I agree! Your personality is naturally going to bleed into Aaron West. On We Don’t Have Each Other, you closed the album with “Going To Georgia” by The Mountain Goats – an amazing cover. If you were to close In Lieu of Flowers with a cover, what song would inspire you the most?

The thing about the head-canon and lore (it’s not pretty plain, but it’s in my brain about it), with “Going To Georgia” I always think that’s the song that came on the radio in “Runnin’ Scared” when he’s in his dad’s car and he’s like “Yeah! I will go to Georgia!” Maybe this is a boring answer, but it’s about that communal joy of playing music together. No one can orchestrate that better than the E Street Band. We did cover “Thunder Road,” but for this record it’s a little more of “Born To Run”.

I love that! That’s a good Jersey answer! Being a New Jersey magazine, could you tell us New Jersey’s importance to Aaron? Jersey is weaved throughout the entire record. If you could summarize New Jersey in the Aaron West story, how would you?

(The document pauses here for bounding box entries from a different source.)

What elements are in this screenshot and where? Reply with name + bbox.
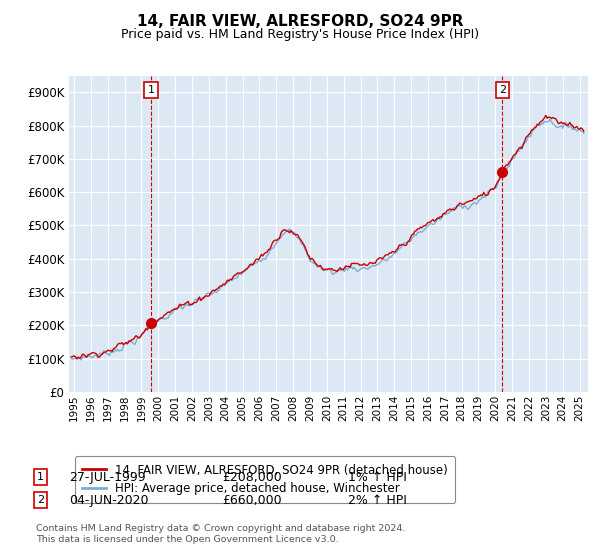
Text: 2% ↑ HPI: 2% ↑ HPI: [348, 493, 407, 507]
Text: 2: 2: [37, 495, 44, 505]
Text: 1: 1: [148, 85, 155, 95]
Text: 14, FAIR VIEW, ALRESFORD, SO24 9PR: 14, FAIR VIEW, ALRESFORD, SO24 9PR: [137, 14, 463, 29]
Text: Contains HM Land Registry data © Crown copyright and database right 2024.
This d: Contains HM Land Registry data © Crown c…: [36, 524, 406, 544]
Text: 27-JUL-1999: 27-JUL-1999: [69, 470, 146, 484]
Text: 04-JUN-2020: 04-JUN-2020: [69, 493, 149, 507]
Text: £660,000: £660,000: [222, 493, 281, 507]
Text: £208,000: £208,000: [222, 470, 282, 484]
Text: 2: 2: [499, 85, 506, 95]
Text: 1: 1: [37, 472, 44, 482]
Text: 1% ↑ HPI: 1% ↑ HPI: [348, 470, 407, 484]
Legend: 14, FAIR VIEW, ALRESFORD, SO24 9PR (detached house), HPI: Average price, detache: 14, FAIR VIEW, ALRESFORD, SO24 9PR (deta…: [75, 456, 455, 502]
Text: Price paid vs. HM Land Registry's House Price Index (HPI): Price paid vs. HM Land Registry's House …: [121, 28, 479, 41]
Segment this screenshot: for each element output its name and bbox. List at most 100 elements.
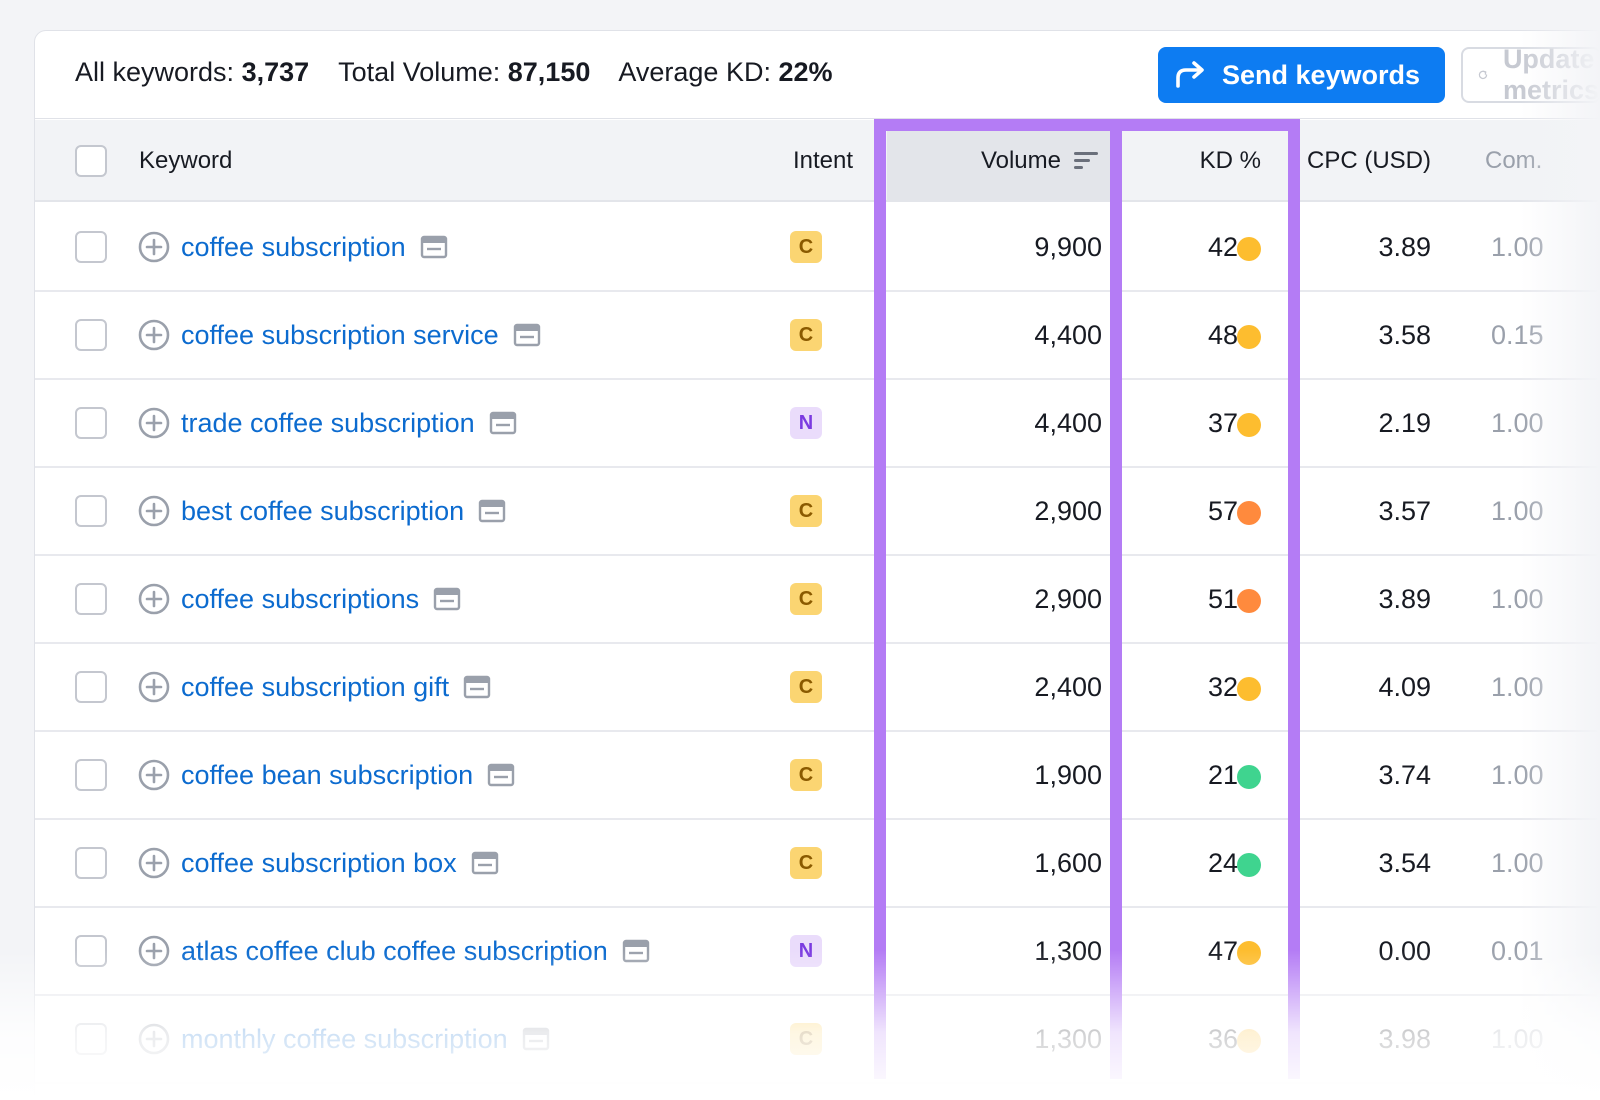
total-volume-stat: Total Volume: 87,150 bbox=[338, 57, 591, 87]
cpc-value: 3.58 bbox=[1378, 319, 1431, 350]
add-keyword-icon[interactable] bbox=[137, 406, 171, 440]
row-checkbox[interactable] bbox=[75, 407, 107, 439]
column-header-keyword[interactable]: Keyword bbox=[139, 147, 233, 174]
add-keyword-icon[interactable] bbox=[137, 318, 171, 352]
kd-difficulty-dot bbox=[1237, 941, 1261, 965]
table-row: coffee subscription box C 1,600 24 3.54 … bbox=[35, 820, 1600, 908]
add-keyword-icon[interactable] bbox=[137, 230, 171, 264]
cpc-value: 3.57 bbox=[1378, 495, 1431, 526]
keyword-link[interactable]: atlas coffee club coffee subscription bbox=[181, 935, 608, 966]
keyword-cell: monthly coffee subscription bbox=[137, 996, 550, 1082]
column-header-kd[interactable]: KD % bbox=[1199, 147, 1261, 174]
keyword-cell: coffee subscription gift bbox=[137, 644, 491, 730]
row-checkbox[interactable] bbox=[75, 583, 107, 615]
keyword-link[interactable]: coffee subscription bbox=[181, 231, 406, 262]
serp-features-icon[interactable] bbox=[489, 411, 517, 435]
row-checkbox[interactable] bbox=[75, 1023, 107, 1055]
kd-value: 47 bbox=[1207, 935, 1238, 966]
kd-difficulty-dot bbox=[1237, 853, 1261, 877]
row-checkbox[interactable] bbox=[75, 759, 107, 791]
keyword-link[interactable]: coffee subscription gift bbox=[181, 671, 450, 702]
competition-value: 1.00 bbox=[1491, 231, 1544, 262]
row-checkbox[interactable] bbox=[75, 495, 107, 527]
competition-value: 1.00 bbox=[1491, 495, 1544, 526]
cpc-value: 4.09 bbox=[1378, 671, 1431, 702]
competition-value: 1.00 bbox=[1491, 583, 1544, 614]
serp-features-icon[interactable] bbox=[420, 235, 448, 259]
intent-badge: C bbox=[790, 671, 822, 703]
serp-features-icon[interactable] bbox=[513, 323, 541, 347]
column-header-intent[interactable]: Intent bbox=[793, 147, 854, 174]
keyword-link[interactable]: trade coffee subscription bbox=[181, 407, 475, 438]
competition-value: 1.00 bbox=[1491, 407, 1544, 438]
table-row: coffee bean subscription C 1,900 21 3.74… bbox=[35, 732, 1600, 820]
keyword-link[interactable]: coffee subscriptions bbox=[181, 583, 420, 614]
keyword-cell: coffee subscription box bbox=[137, 820, 499, 906]
keyword-cell: atlas coffee club coffee subscription bbox=[137, 908, 650, 994]
column-header-volume[interactable]: Volume bbox=[887, 120, 1113, 202]
all-keywords-stat: All keywords: 3,737 bbox=[75, 57, 310, 87]
send-keywords-button[interactable]: Send keywords bbox=[1158, 47, 1445, 103]
kd-difficulty-dot bbox=[1237, 1029, 1261, 1053]
kd-difficulty-dot bbox=[1237, 325, 1261, 349]
keyword-cell: coffee bean subscription bbox=[137, 732, 515, 818]
kd-difficulty-dot bbox=[1237, 589, 1261, 613]
volume-value: 1,300 bbox=[1034, 1023, 1102, 1054]
table-row: monthly coffee subscription C 1,300 36 3… bbox=[35, 996, 1600, 1084]
add-keyword-icon[interactable] bbox=[137, 1022, 171, 1056]
table-row: best coffee subscription C 2,900 57 3.57… bbox=[35, 468, 1600, 556]
keyword-cell: trade coffee subscription bbox=[137, 380, 517, 466]
kd-value: 36 bbox=[1207, 1023, 1238, 1054]
serp-features-icon[interactable] bbox=[471, 851, 499, 875]
volume-value: 2,900 bbox=[1034, 495, 1102, 526]
row-checkbox[interactable] bbox=[75, 319, 107, 351]
row-checkbox[interactable] bbox=[75, 847, 107, 879]
competition-value: 1.00 bbox=[1491, 847, 1544, 878]
volume-value: 1,900 bbox=[1034, 759, 1102, 790]
volume-value: 2,400 bbox=[1034, 671, 1102, 702]
table-row: coffee subscription service C 4,400 48 3… bbox=[35, 292, 1600, 380]
keyword-link[interactable]: monthly coffee subscription bbox=[181, 1023, 508, 1054]
volume-value: 4,400 bbox=[1034, 319, 1102, 350]
table-row: coffee subscriptions C 2,900 51 3.89 1.0… bbox=[35, 556, 1600, 644]
keyword-cell: coffee subscription bbox=[137, 204, 448, 290]
keyword-link[interactable]: coffee subscription box bbox=[181, 847, 457, 878]
serp-features-icon[interactable] bbox=[487, 763, 515, 787]
competition-value: 1.00 bbox=[1491, 1023, 1544, 1054]
add-keyword-icon[interactable] bbox=[137, 934, 171, 968]
add-keyword-icon[interactable] bbox=[137, 494, 171, 528]
row-checkbox[interactable] bbox=[75, 935, 107, 967]
table-row: coffee subscription gift C 2,400 32 4.09… bbox=[35, 644, 1600, 732]
cpc-value: 0.00 bbox=[1378, 935, 1431, 966]
select-all-checkbox[interactable] bbox=[75, 145, 107, 177]
column-header-cpc[interactable]: CPC (USD) bbox=[1307, 147, 1431, 174]
row-checkbox[interactable] bbox=[75, 231, 107, 263]
add-keyword-icon[interactable] bbox=[137, 758, 171, 792]
keyword-link[interactable]: best coffee subscription bbox=[181, 495, 465, 526]
summary-stats: All keywords: 3,737 Total Volume: 87,150… bbox=[75, 57, 855, 88]
add-keyword-icon[interactable] bbox=[137, 670, 171, 704]
row-checkbox[interactable] bbox=[75, 671, 107, 703]
kd-value: 57 bbox=[1207, 495, 1238, 526]
kd-value: 21 bbox=[1207, 759, 1238, 790]
add-keyword-icon[interactable] bbox=[137, 582, 171, 616]
kd-value: 37 bbox=[1207, 407, 1238, 438]
keyword-link[interactable]: coffee bean subscription bbox=[181, 759, 474, 790]
competition-value: 0.15 bbox=[1491, 319, 1544, 350]
cpc-value: 3.98 bbox=[1378, 1023, 1431, 1054]
intent-badge: C bbox=[790, 319, 822, 351]
serp-features-icon[interactable] bbox=[463, 675, 491, 699]
kd-value: 48 bbox=[1207, 319, 1238, 350]
serp-features-icon[interactable] bbox=[622, 939, 650, 963]
serp-features-icon[interactable] bbox=[433, 587, 461, 611]
table-row: trade coffee subscription N 4,400 37 2.1… bbox=[35, 380, 1600, 468]
add-keyword-icon[interactable] bbox=[137, 846, 171, 880]
intent-badge: C bbox=[790, 1023, 822, 1055]
column-header-com[interactable]: Com. bbox=[1485, 147, 1543, 174]
keyword-cell: best coffee subscription bbox=[137, 468, 506, 554]
cpc-value: 3.74 bbox=[1378, 759, 1431, 790]
serp-features-icon[interactable] bbox=[522, 1027, 550, 1051]
update-metrics-button[interactable]: Update metrics bbox=[1461, 44, 1600, 105]
keyword-link[interactable]: coffee subscription service bbox=[181, 319, 499, 350]
serp-features-icon[interactable] bbox=[478, 499, 506, 523]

I think it’s a place of escapism to him. The first time you get it is when he’s hanging out in a friend’s yard. The first album, which is a decade old now, there’s a line that says, “I’m stuck on a memory of you dancing in a yard in North Jersey.” He and his wife lived in Brooklyn, they went to visit friends that lived in Jersey, and that is his happy memory. Then after the entire saga of We Don’t Have Each Other, we have Routine Maintenance. When he needs a place to settle down, he picks Asbury Park. It feels like a safe place for him, a little bit of a haven! I think that’s why we keep coming back to it, why we keep ending up in Asbury for these shows. It just feels like his natural resting place. 

That makes perfect sense. Being in New Jersey, the Asbury scene is so strong. You have huge bands and local bands that come in. For Aaron West to be painting houses in Asbury, like depicted on the second record, and then play a show at night, that’s believable. That’s what that scene is. 

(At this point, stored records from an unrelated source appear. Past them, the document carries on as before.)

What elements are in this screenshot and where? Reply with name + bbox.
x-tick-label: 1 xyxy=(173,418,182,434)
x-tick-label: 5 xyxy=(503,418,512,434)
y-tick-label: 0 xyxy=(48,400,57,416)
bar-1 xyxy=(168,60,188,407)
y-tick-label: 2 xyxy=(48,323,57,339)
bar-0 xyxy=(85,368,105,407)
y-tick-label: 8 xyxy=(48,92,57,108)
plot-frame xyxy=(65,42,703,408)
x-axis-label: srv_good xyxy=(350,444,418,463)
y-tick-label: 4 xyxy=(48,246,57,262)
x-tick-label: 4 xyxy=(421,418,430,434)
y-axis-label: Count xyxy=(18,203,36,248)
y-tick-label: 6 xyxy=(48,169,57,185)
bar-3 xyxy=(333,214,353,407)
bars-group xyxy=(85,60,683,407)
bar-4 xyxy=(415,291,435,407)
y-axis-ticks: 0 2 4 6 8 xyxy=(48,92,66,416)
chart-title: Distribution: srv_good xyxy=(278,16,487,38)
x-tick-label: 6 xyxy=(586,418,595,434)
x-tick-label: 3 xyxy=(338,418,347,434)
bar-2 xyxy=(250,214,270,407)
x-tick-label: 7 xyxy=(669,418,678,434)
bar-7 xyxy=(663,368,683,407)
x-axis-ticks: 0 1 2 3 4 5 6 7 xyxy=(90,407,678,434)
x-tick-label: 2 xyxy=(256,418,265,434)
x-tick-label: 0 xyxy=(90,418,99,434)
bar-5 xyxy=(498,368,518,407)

Yeah! It felt really natural.

My last question for you is about a rumor floating around, and I’m curious to know the validity of it. Is it true that Fall Out Boy helped out on “Heaven’s Gate” from Sister Cities and you helped out during Fall Out Boy’s M A N I A cycle?

Half true! We were in the studio making Sister Cities. The funny thing is we were working on “Heaven’s Gate” this day, the day in question. Basically it’s Sunset Sound Studio, it has three rooms in it and the first room when you come inside is where we were working on Sister Cities with Joe Chiccarelli. The next room over it was Slipknot working on a new record. Then the third room (there’s a courtyard around them) was Dweezil Zappa working on a new record. I was in the courtyard. We would do a live take of the song, get the tempo feeling good, I would do a scratch vocal and then I would go live while they would track the instrument live again. I always went to the courtyard and shot hoops, put up free throws. Someone came out of Dweezil’s room and said, “Hey, are you a musician?” I said yes. “Are you here with a band?” Yeah, I was! “Well, we need someone to come in and do some stomps and claps in this song. Could you guys come over?” I grabbed the guys, went into the room, and said, “Hey, Dweezil needs up!” Everyone was like, “Cool! We’re doing some stomping and clapping on a Dweezil Zappa record!” We go over there and walk in and we see Andy Hurley from Fall Out Boy. What we didn’t realize was that Dweezil left the day before and they were doing drum overdubs for the M A N I A record. Even cooler! What are we working on? They start playing the song and the lyrics are, “Give me a boost over ‘Heaven’s Gate.'” I was like, “You’ve got to be fucking kidding me! We’re literally recording a song called ‘Heaven’s Gate’ two doors over!” In that chorus, the stomping and clapping is The Wonder Years! It was a crazy place to be to be making a record. You walk through the walls and it’s just Grammys and platinum records all over the place.